Glups. ¿Y ahora cómo lo cuento, como lo razono, como lo revivo? Ya presa irremediable de la perturbada entropía Aduriz, sólo aspiro a que en mis sueños soplen vientos favorables que me lleven noche tras noche, en un bucle perpetuo, una y otra vez a Mugaritz, aguardando en mi enajenación el regreso en vigilia al que ya sé (siempre lo supe) es mi destino gastronómico final. Mugaritz es la aventura terminal, el último tren rumbo a lo desconocido. Súbete, o ya sabes, “búscate un marido con miedo a volar”.

Andoni. La mesa del deseo. Guillermo con el jerez de 1728. Mugaritz. Errenteria. Fotos: Xavier Agulló.

Andoni. La mesa del deseo. Guillermo con el jerez de 1728. Mugaritz. Errenteria. Fotos: Xavier Agulló.

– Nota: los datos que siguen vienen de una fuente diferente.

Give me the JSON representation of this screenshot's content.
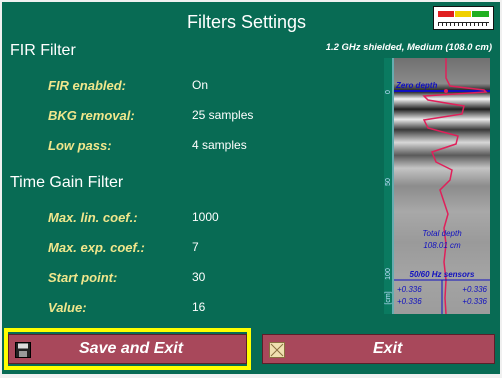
{
  "header": {
    "title": "Filters Settings",
    "subtitle": "1.2 GHz shielded, Medium (108.0 cm)"
  },
  "fir": {
    "title": "FIR Filter",
    "rows": [
      {
        "label": "FIR enabled:",
        "value": "On"
      },
      {
        "label": "BKG removal:",
        "value": "25 samples"
      },
      {
        "label": "Low pass:",
        "value": "4 samples"
      }
    ]
  },
  "tgf": {
    "title": "Time Gain Filter",
    "rows": [
      {
        "label": "Max. lin. coef.:",
        "value": "1000"
      },
      {
        "label": "Max. exp. coef.:",
        "value": "7"
      },
      {
        "label": "Start point:",
        "value": "30"
      },
      {
        "label": "Value:",
        "value": "16"
      }
    ]
  },
  "scan": {
    "zero_label": "Zero depth",
    "total_depth_label": "Total depth",
    "total_depth_value": "108.01 cm",
    "sensors_label": "50/60 Hz sensors",
    "sensor_values": [
      "+0.336",
      "+0.336",
      "+0.336",
      "+0.336"
    ],
    "axis_ticks": [
      "0",
      "50",
      "100"
    ],
    "axis_unit": "[cm]"
  },
  "buttons": {
    "save": "Save and Exit",
    "exit": "Exit"
  },
  "icons": {
    "save": "floppy-disk-icon",
    "exit": "cross-box-icon",
    "battery": "battery-level-icon"
  },
  "colors": {
    "background": "#086b54",
    "label": "#f0e68c",
    "button": "#a8485b",
    "highlight": "#ffff00",
    "trace": "#e0205a",
    "scan_text": "#1010c0"
  }
}
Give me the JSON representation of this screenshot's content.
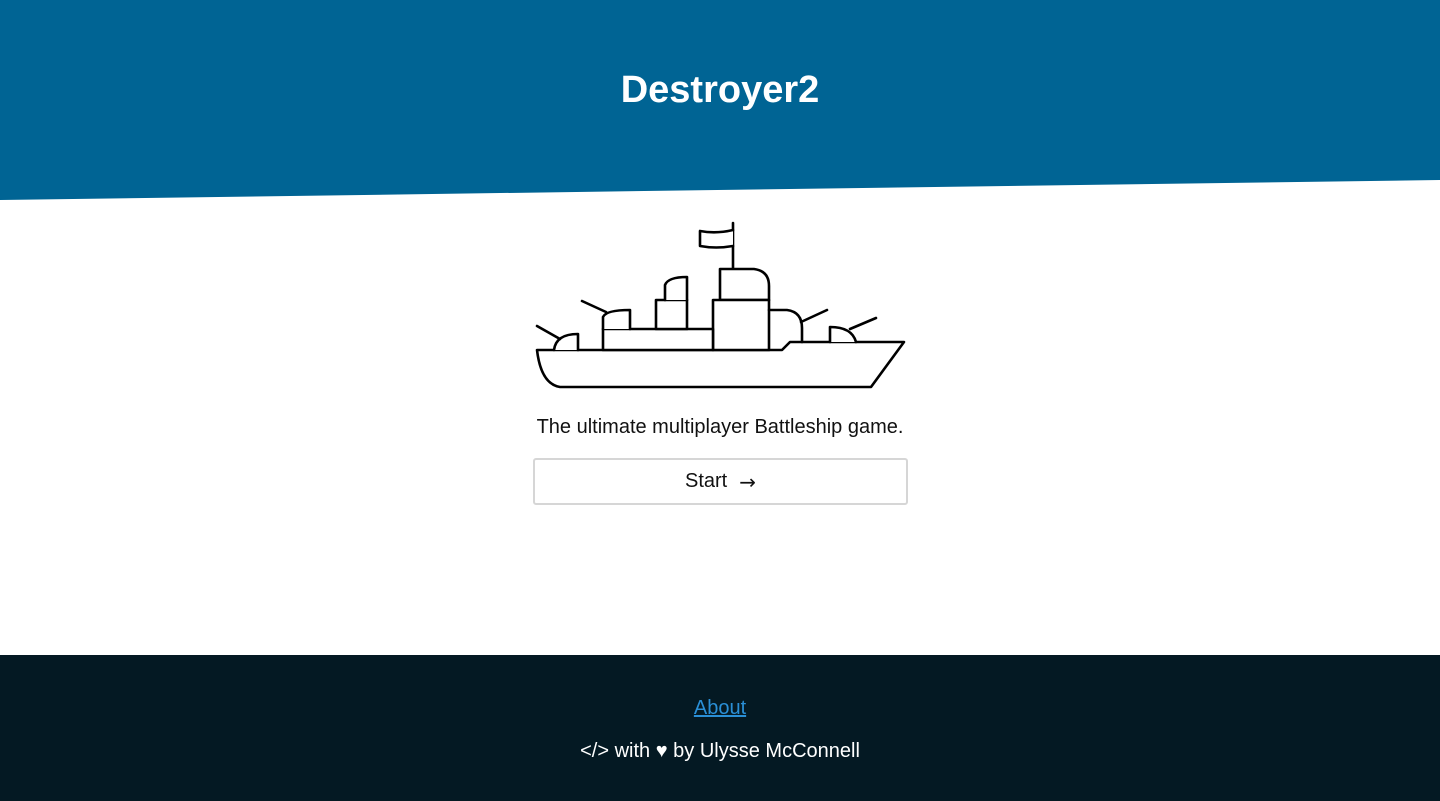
{
  "header": {
    "title": "Destroyer2",
    "background_color": "#006494"
  },
  "hero": {
    "illustration": "battleship-icon",
    "tagline": "The ultimate multiplayer Battleship game.",
    "start_label": "Start",
    "start_arrow": "→"
  },
  "footer": {
    "background_color": "#041923",
    "about_link": "About",
    "credit_code": "</>",
    "credit_with": "with",
    "credit_heart": "♥",
    "credit_by": "by Ulysse McConnell"
  }
}
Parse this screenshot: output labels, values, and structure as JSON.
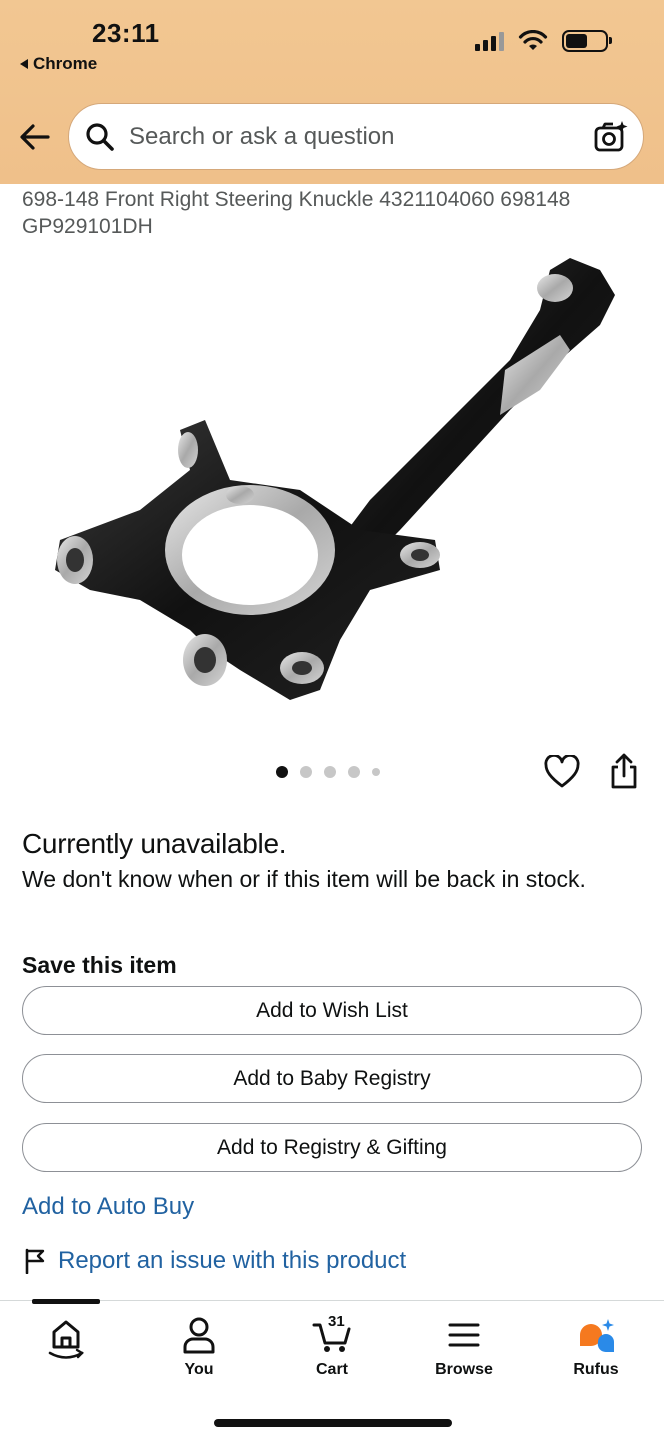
{
  "status_bar": {
    "time": "23:11",
    "back_app": "Chrome"
  },
  "search": {
    "placeholder": "Search or ask a question"
  },
  "product": {
    "title": "698-148 Front Right Steering Knuckle 4321104060 698148 GP929101DH",
    "image_count": 5,
    "active_image": 1
  },
  "availability": {
    "heading": "Currently unavailable.",
    "message": "We don't know when or if this item will be back in stock."
  },
  "save": {
    "heading": "Save this item",
    "wish_list": "Add to Wish List",
    "baby_registry": "Add to Baby Registry",
    "registry_gifting": "Add to Registry & Gifting"
  },
  "links": {
    "auto_buy": "Add to Auto Buy",
    "report": "Report an issue with this product"
  },
  "bottom_nav": {
    "you": "You",
    "cart": "Cart",
    "cart_count": "31",
    "browse": "Browse",
    "rufus": "Rufus"
  },
  "colors": {
    "header_bg": "#f2c792",
    "link": "#2162a1",
    "rufus_orange": "#f5791f",
    "rufus_blue": "#2a8ae8"
  }
}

¿Cómo sería surfear en las olas del big bang primigenio dirección a lo incógnito, el polvo de las estrellas azotando la cara en el vértigo del desorden cósmico? Inmerso en lo inexplorado que está colonizando las páginas de mi cuaderno Midori desde los garabatos alterados que escribí en Mugaritz, cierro los ojos, libero mi mente y vuelo entre fulgores de colores inéditos a aquella noche… Y Andoni ya está aquí. “No hay nada definitivo, nada soberano”, me musita. No, es verdad; aunque no hay nada verdadero. Si nos dejamos ir sin paisajes acomodaticios delante, entenderemos… ¿Qué es bueno? ¿O malo? Sus palabras asaetean mi mente desde su sonrisa turbadora. Sigamos fluyendo. Si no existe un “dios” todo debería ser posible. Recuerdo ahora los platos de “no memoria” de Ferran Adrià en El Bulli. Una forma de transitar sin impedimenta que lo volvió todo el revés. Como viaja Andoni, a pelo, llenos sólo los bolsillos con preguntas cuyas respuestas exigirán el postrer sacrificio, porque acaso no tengan respuestas, porque quizás sean sólo semillas de nuevas preguntas que, a su vez… Un trayecto a lo irresoluble, a lo imposible que, no obstante, Andoni camina sin que le tiemble el paso. Solo, arrancados ya los retrovisores, traspasado el punto crítico que imposibilita volver a tierra, ajeno a frustraciones e incomprensiones, alumbrado de lo arcano, es el lejano guía que va nos va dejando trozos de luz en el sendero para que no perdamos su derrotero…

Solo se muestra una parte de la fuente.